5 アセアン自由貿易協定などに向けた将来戦略

 ベトナムは、社会主義体制下における市場経済導入を積極的に進めており、国際的には、1995年のアセアンへの加盟に続き、1996年にアセアン自由貿易協定(AFTA)に加盟した。また、2007年1月には、WTOの正式加盟国となった。

 ベトナムにおける酪農・肉牛産業がこうした国際化に耐え得るとともに、収益性の確保と貧困削減を図るため、ベトナム政府は以下の政策と戦略の基に酪農・肉牛産業を振興している。

(1)競争力のある畜産物の生産を促進する。
  このために、政府は水牛とウシの品質を高めるための育種研究に投資する。品種が改良されれば牛群の生産能力が向上し、生産費が削減されるか生産物の競争力が向上する。

(2)各区域の優位性を効率的に利用し、大規模商業製品生産地域を創出するために、地理的区域ごとに牛群を再構築する。
  大量に商業的に製品を生産する地域を創出することにより、畜産物の生産と加工に対する投資が促進される。
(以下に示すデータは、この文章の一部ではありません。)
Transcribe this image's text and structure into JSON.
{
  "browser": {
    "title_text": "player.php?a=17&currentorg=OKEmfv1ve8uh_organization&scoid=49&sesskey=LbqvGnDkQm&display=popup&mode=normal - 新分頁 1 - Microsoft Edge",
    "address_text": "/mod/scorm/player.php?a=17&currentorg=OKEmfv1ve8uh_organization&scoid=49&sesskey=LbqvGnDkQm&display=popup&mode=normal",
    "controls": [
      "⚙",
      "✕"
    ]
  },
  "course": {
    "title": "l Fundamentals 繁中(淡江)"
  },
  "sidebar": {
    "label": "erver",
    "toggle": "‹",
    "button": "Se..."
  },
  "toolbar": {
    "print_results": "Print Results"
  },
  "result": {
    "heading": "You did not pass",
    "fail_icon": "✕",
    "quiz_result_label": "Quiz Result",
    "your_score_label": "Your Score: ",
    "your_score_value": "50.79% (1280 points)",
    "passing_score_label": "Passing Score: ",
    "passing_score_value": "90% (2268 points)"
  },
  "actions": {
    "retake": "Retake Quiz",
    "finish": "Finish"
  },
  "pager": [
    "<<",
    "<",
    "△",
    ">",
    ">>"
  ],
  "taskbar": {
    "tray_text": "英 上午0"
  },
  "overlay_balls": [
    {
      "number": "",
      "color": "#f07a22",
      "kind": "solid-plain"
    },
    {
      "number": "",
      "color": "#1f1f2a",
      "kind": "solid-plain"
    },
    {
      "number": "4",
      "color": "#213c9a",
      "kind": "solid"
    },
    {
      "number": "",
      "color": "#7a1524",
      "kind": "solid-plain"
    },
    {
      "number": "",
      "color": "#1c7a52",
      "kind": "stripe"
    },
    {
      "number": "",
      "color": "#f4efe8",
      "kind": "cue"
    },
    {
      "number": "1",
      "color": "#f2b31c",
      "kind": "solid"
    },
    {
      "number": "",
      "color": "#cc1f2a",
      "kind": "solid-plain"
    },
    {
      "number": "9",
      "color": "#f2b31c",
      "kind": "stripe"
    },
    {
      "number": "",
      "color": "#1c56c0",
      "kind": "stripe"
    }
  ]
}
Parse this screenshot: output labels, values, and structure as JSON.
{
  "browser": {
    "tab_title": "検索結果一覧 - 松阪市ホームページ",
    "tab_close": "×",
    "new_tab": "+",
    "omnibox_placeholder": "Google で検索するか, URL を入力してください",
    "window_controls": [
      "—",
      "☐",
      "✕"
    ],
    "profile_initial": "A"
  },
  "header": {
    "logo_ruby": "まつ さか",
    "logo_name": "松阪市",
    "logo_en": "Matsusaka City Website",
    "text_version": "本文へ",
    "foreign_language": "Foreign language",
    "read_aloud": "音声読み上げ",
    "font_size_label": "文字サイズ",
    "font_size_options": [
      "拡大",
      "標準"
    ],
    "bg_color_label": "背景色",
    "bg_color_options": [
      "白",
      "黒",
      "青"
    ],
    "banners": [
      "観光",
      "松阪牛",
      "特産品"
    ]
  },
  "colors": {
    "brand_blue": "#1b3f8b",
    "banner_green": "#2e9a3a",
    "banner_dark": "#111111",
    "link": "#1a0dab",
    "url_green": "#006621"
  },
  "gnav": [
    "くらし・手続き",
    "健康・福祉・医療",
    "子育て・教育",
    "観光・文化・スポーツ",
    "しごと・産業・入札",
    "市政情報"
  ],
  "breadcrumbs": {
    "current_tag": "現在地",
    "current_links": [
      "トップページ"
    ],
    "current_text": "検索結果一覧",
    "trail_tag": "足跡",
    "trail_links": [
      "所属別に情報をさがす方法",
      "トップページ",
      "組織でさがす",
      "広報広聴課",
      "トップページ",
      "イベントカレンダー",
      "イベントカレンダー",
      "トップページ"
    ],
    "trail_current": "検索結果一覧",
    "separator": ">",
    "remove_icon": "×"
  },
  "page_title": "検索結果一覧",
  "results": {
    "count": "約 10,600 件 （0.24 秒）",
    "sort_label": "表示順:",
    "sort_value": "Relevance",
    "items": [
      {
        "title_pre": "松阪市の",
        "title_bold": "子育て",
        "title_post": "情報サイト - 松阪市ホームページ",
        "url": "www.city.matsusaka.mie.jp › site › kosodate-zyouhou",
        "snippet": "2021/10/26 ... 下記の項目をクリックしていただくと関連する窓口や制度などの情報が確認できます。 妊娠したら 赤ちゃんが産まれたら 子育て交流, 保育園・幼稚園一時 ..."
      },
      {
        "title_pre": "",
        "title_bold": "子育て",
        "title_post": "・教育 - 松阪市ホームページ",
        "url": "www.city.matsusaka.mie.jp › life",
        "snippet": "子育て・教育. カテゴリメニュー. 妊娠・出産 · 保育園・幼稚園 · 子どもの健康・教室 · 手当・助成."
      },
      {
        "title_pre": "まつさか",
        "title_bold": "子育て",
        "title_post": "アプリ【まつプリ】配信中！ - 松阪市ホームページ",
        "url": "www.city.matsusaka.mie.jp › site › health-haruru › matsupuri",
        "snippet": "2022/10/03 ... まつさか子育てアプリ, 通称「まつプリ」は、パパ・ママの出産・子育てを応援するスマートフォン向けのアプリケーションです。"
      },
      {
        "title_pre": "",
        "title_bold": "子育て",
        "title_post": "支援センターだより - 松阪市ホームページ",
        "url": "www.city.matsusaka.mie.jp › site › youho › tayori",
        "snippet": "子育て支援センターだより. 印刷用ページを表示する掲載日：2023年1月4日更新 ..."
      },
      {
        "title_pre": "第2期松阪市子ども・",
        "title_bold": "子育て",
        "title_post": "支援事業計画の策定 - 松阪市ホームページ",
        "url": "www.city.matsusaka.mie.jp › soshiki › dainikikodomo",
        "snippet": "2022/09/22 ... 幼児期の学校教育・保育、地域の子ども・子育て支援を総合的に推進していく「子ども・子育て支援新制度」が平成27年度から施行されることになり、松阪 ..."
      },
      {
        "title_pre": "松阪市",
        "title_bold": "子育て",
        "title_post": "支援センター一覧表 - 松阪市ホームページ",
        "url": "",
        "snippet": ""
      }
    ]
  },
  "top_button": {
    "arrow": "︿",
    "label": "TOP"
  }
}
その結果高付加価値畜産物が生産され、競争力と収益性が向上する。現在、すべての州が家畜、家きんの生産の再構築計画を有している。

(3)内需向けのみならず、将来の輸出を見越した、品質、衛生、食品安全基準を満たす近代的な設備を持つ新しいと畜、食肉処理を行う事業を導入、建設する。
  ベトナムのWTOへの公式加盟に伴い、食品の衛生面や安全面といった品質要件が、国内産品が輸入品と競合する上で、ますます重要になっている。さらに、収入の増加に伴い、国民はより衛生的で安全な食品に価値を見出している。従って、衛生、安全といった品質や食品の競争力の改善が重要であり、新たな食肉処理場の導入、建設はこの解決策の一つである。

(4)低金利融資、畜舎の建設や草地造成に必要な長期土地利用権、そのほかの奨励策を通じた、組織や個人の畜産物の商業的生産に対する投資を奨励する。

(5)農家の訓練コースの提供、収入を確保しつつ持続可能な大家畜の実証展示農場の建設と拡大、生産者への牛肉や酪農の市場情報の提供、安全で衛生的な食品生産のためのバイオセキュリティ手法の知識と情報の宣伝といった普及活動を促進する。

(6)伝染病のまん延を防ぐために、発生リスクが高い地域から安全な地域までの家畜の輸送の管理を強化する。
  全国の検疫所を人的面と施設面の両面から強化するために、動物検疫システムに対して投資される。

6 おわりに

 ベトナムの肉牛産業は、これまでの役牛利用の一環から、食肉産業へ脱皮する過程にあるといえる。また、酪農業は、ベトナムにとっては新しい産業であり、諸外国の技術支援などもあり急速に発展しているが、農家の酪農飼養管理技術の向上を伴わない急速な発展は、農家の経営危機にも通じる可能性がある。

 ベトナムにおいては、国内経済の発展と国民生活の向上により、畜産業は国家計画上重要視されているが、計画の達成には、飼料の安定的確保、農家の食品産業としての畜産に対する意識改革、飼養管理技術の向上など、解決すべき課題も多い。また、食の安全への関心が高まっている現在、と畜場、食肉処理場の改善も必要とされている。

 ベトナムは、これまで輸出余力がなく、また、家畜伝染病の発生などもあって、畜産物貿易上大きな役割を演じていなかったが、国内経済の発展や生産力の向上といった観点から、今後何らかの大きな役割を演ずる可能性も考えられる。計画達成の可能性を含め、今後も酪農、肉牛産業を含むベトナムの畜産業の動向に注目していきたい。

 また、本稿の執筆に当たり、御協力頂いた(独)国際協力機構(JICA)ベトナム中小規模酪農生産技術改善計画プロジェクトの森山浩光専門家、取材に応じて頂いたベトナム国立畜産研究所 Dinh Van Tuyen氏に、この場を借りて厚く御礼を申し上げる。